Czekolada pitna znana była już 4000 lat temu. Starożytni mieszkańcy dzisiejszego Meksyku uważali, że napój pochodzi od boga Quetzalcoatla i przypisywali mu cudowne właściwości. Czekolada faktycznie dodaje energii i poprawia nastrój. Sprawdź, jaka jest historia czekolady, jej rodzaje i właściwości. 

Historia czekolady

Historia czekolady liczy sobie ok. 4000 lat. Wszystko zaczęło się w Mezoameryce, na terenie dzisiejszego Meksyku. Prawdopodobnie jako pierwsi czekoladę stosowali Olmekowie. Preferowali formę płynną - czekoladę do picia wykorzystywano podczas rytuałów oraz jako lekarstwo.

Więcej wiemy o tradycjach Majów, którzy mieszali prażone i zmielone ziarna z wodą i mąką kukurydzianą oraz doprawiali napój chilli. Następnie przelewali go z jednego naczynia do drugiego, aby uzyskać charakterystyczną pianę. Napój ten nazywali xocolatl, czyli “gorzka woda”.

Aztekowie z kolei w XV wieku tak wysoko cenili ziarna kakaowca, że używali ich jako waluty. Wierzyli, że czekolada jest darem boga Quetzalcoatla, uważanego za współtwórcę świata i Słońce Wiatru. Czekoladę stosowano więc nie tylko jako orzeźwiający napój czy afrodyzjak, ale także jako święty napój, który ma wzmocnić wojowników przed starciem z wrogiem. 

Jak czekolada zawędrowała do Europy?

Nie ma jednej wersji tej historii, ale najprawdopodobniejsza z nich wiąże się z postacią Hernána Cortésa, konkwistadora znanego jako zdobywca Meksyku. Szukając azteckiego złota, otrzymał od tubylców czarkę czekolady. Urzeczony smakiem miał przywieźć ją do Hiszpanii ok. 1528 roku. Ponieważ dla większości była jednak zbyt gorzka, podawano ją cukrem i miodem w formie pitnej.

Na salony sąsiedniej Francji czekolada dotarła dopiero w 1615 roku za sprawą Anny Austriaczki, córki króla Hiszpanii Filipa III, która poślubiła francuskiego króla Ludwika XIII. Stamtąd rozpowszechniła się w Wielkiej Brytanii, a stopniowo w pozostałych europejskich krajach. 

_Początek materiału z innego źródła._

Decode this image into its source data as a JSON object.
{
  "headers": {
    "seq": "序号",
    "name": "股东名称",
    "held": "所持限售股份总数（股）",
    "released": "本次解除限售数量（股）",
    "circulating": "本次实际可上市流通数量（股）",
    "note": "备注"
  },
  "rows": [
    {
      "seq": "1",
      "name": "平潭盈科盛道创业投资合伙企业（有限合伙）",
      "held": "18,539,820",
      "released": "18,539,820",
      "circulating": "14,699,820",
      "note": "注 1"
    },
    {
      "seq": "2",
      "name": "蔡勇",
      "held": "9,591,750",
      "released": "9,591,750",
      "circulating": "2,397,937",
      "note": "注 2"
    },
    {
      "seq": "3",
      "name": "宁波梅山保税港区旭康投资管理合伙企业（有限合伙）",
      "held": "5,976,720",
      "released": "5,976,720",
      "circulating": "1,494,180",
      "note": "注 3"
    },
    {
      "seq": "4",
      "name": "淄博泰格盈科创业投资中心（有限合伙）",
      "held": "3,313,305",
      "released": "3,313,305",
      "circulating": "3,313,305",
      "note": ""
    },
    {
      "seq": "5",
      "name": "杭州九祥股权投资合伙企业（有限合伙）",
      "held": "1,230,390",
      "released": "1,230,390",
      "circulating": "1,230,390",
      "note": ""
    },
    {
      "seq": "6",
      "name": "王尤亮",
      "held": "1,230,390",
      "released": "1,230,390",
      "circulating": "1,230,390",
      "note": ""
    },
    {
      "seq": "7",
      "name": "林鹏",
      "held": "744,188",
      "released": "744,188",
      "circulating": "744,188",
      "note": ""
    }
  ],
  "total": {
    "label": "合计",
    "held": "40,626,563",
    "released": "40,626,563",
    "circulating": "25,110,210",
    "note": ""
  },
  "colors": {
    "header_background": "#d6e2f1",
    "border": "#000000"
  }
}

Proces ręcznej produkcji czekolady był czasochłonny, co powodowało jej wysoką cenę. Dlatego też przez długi czas czekolada popularna była wśród zamożnej elity. Picie czy jedzenie czekolady było modne, snobistyczne, w dobrym tonie. Co najważniejsze - niedostępne dla chłopów i mieszczan.

Wszystko zaczęło się powoli zmieniać wraz z rewolucją przemysłową. W 1828 roku wynaleziono prasę do czekolady, z pomocą której z ziaren wyciskano masło kakaowe, oddzielając je od proszku. Ten następnie mieszano z płynami i przelewano do formy, by uzyskać kształtne tabliczki. 

Gdzie dzisiaj uprawia się kakaowce?

Choć drzewa kakaowca pierwotnie rosły w Ameryce Południowej i Środkowej, z czasem Europejczycy zaczęli sadzić je w swoich afrykańskich koloniach, gdzie przyjęły się równie dobrze i z czasem rozpowszechniono ich uprawę. 

Obecnie największym na świecie producentem ziaren kakaowca jest Wybrzeże Kości Słoniowej. Według najnowszych dostępnych danych Organizacji Narodów Zjednoczonych do spraw Wyżywienia i Rolnictwa, w 2019 roku w tym kraju wyprodukowano prawie 2,2 mln ton. 

W tym samym roku drugie miejsce zajmowała Ghana, gdzie zebrano “zaledwie” 811 tys. ton surowca. Z nieco mniejszym wynikiem (783 tys. zł) na trzecim miejscu jest Indonezja. Kolejne miejsca wśród krajów uprawiających kakaowce zajmują Nigeria (350 tys. ton w 2019 roku), Ekwador (283 tys. ton), Kamerun (280 tys. ton). Pierwszą dziesiątkę zamykają Brazylia, Peru, Kolumbia i Republika Dominikany. 

Kto jest największym producentem czekolady?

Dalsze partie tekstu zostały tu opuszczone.